Though Garrow may win few readers with his forbidding volume – Roy Jenkins managed in 2003 to handle Franklin Roosevelt and his dozen years in the White House nicely in a mere 208 pages, only 14 per cent of the pulp that Garrow consumes – his biography may endure in the American presidential canon, at the very least as an indispensable resource for future biographers.

Garrow interviewed nearly everybody who knew Obama, though sometimes it seems as if he interrogated even people who ran into the future president while changing planes in Terminal 2 at Chicago's O'Hare International Airport.

Future biographers will lean on those interviews, especially since inevitably some of the principals will die before they can be interviewed for the Obama biographies of the next several decades.
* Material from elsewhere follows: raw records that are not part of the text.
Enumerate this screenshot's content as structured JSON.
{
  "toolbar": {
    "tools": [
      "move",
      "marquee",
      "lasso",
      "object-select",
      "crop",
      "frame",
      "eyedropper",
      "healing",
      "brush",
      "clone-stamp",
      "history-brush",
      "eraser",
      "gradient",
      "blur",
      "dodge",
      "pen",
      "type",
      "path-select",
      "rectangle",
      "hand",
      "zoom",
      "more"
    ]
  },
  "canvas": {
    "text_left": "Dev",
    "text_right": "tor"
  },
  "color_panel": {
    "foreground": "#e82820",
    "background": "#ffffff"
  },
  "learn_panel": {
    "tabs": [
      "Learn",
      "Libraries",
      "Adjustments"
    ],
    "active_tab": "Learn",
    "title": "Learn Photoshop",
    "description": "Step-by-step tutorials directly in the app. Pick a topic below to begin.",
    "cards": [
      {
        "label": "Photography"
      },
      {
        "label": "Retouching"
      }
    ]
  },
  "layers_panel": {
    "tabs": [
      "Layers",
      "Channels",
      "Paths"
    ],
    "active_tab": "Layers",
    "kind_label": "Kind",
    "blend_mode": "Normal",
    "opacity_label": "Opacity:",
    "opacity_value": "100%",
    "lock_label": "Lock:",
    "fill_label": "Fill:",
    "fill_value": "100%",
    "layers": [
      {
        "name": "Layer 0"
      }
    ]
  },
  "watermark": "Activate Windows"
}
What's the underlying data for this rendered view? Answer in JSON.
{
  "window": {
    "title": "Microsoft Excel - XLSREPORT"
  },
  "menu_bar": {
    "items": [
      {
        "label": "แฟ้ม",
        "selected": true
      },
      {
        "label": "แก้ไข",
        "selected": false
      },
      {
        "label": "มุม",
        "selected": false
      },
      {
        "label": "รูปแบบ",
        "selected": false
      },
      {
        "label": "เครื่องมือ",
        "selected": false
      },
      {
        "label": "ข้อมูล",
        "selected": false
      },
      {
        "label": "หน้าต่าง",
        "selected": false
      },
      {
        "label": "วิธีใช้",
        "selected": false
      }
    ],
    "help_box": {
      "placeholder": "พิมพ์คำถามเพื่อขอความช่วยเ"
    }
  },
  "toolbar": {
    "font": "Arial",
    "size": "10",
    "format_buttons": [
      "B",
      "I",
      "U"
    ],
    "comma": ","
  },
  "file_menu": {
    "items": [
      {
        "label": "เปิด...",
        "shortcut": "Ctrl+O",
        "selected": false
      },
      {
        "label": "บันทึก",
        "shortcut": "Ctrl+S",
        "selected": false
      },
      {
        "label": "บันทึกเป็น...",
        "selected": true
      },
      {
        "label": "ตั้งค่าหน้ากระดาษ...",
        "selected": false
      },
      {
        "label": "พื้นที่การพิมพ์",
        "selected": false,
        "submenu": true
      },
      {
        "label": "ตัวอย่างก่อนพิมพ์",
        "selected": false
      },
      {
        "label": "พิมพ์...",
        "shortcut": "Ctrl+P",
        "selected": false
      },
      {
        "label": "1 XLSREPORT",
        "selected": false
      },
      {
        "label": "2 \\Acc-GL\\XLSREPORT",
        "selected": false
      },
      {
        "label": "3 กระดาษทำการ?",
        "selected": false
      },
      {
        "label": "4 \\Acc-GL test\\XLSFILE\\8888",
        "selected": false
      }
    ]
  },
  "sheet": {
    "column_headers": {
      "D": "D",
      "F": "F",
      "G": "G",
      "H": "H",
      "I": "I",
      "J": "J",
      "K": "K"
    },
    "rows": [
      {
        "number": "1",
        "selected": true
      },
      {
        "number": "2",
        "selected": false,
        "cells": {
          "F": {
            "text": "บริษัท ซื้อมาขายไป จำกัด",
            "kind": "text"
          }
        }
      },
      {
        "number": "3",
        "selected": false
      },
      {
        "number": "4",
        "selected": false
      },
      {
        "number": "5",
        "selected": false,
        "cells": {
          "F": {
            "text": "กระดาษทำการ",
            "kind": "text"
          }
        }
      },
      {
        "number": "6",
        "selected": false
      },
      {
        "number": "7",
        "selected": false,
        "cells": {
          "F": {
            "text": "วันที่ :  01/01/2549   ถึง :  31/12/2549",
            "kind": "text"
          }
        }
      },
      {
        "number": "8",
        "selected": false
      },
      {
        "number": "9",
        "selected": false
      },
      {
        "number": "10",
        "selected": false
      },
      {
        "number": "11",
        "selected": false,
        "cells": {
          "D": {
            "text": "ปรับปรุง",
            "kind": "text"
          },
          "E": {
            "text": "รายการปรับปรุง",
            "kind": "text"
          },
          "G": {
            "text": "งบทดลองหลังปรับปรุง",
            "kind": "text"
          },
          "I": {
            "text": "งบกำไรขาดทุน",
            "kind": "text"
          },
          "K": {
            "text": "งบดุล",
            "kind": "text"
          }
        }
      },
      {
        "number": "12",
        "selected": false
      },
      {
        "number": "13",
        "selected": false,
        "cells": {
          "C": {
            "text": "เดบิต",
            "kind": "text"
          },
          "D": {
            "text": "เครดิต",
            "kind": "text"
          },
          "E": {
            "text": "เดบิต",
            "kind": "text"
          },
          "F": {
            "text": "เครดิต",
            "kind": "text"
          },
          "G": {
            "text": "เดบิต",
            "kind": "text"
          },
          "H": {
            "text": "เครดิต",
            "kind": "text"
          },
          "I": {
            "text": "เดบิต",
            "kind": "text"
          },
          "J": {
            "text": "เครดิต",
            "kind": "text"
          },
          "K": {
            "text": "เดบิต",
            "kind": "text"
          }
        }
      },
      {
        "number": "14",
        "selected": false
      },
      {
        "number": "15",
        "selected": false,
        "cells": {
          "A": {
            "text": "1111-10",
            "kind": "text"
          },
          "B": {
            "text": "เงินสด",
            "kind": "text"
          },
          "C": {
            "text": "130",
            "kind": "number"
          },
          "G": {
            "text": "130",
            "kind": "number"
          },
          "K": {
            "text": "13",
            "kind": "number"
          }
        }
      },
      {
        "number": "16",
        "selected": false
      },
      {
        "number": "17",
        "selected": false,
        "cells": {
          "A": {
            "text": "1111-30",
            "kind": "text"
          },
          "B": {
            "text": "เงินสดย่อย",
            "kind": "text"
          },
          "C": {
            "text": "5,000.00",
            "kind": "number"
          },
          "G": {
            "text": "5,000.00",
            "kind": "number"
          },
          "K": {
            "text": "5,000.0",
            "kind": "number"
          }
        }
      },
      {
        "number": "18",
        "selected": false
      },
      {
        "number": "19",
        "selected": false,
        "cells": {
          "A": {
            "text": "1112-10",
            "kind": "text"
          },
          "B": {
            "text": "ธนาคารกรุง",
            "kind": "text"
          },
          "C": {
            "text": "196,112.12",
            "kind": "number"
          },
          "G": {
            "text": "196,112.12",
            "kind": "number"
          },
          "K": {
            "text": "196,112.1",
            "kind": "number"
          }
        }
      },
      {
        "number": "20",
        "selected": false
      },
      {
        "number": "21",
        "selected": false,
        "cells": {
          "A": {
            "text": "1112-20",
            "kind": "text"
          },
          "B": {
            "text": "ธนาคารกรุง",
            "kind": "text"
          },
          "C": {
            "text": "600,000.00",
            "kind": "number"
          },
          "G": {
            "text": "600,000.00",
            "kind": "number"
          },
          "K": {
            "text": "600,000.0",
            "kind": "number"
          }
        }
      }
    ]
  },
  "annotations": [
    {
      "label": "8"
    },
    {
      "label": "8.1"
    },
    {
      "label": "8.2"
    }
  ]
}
Garrow's footnotes run to 307 pages, which ordinarily would be impressive enough but that is breathtaking when you consider that those footnotes are in two columns of small type.

The January, 1914, exhortation that Coolidge presented to the Massachusetts Senate at his inauguration as president of that body applies to Garrow's indefatigable combination of scholarship and stenography in a special way: "Do the day's work," Coolidge implored. Garrow did the day's work, and shortened the number of days his successors as Obama biographers will have to devote to their lonely toil.

David Shribman is executive editor of the Pittsburgh Post-Gazette and a former campaign reporter for The New York Times and The Wall Street Journal.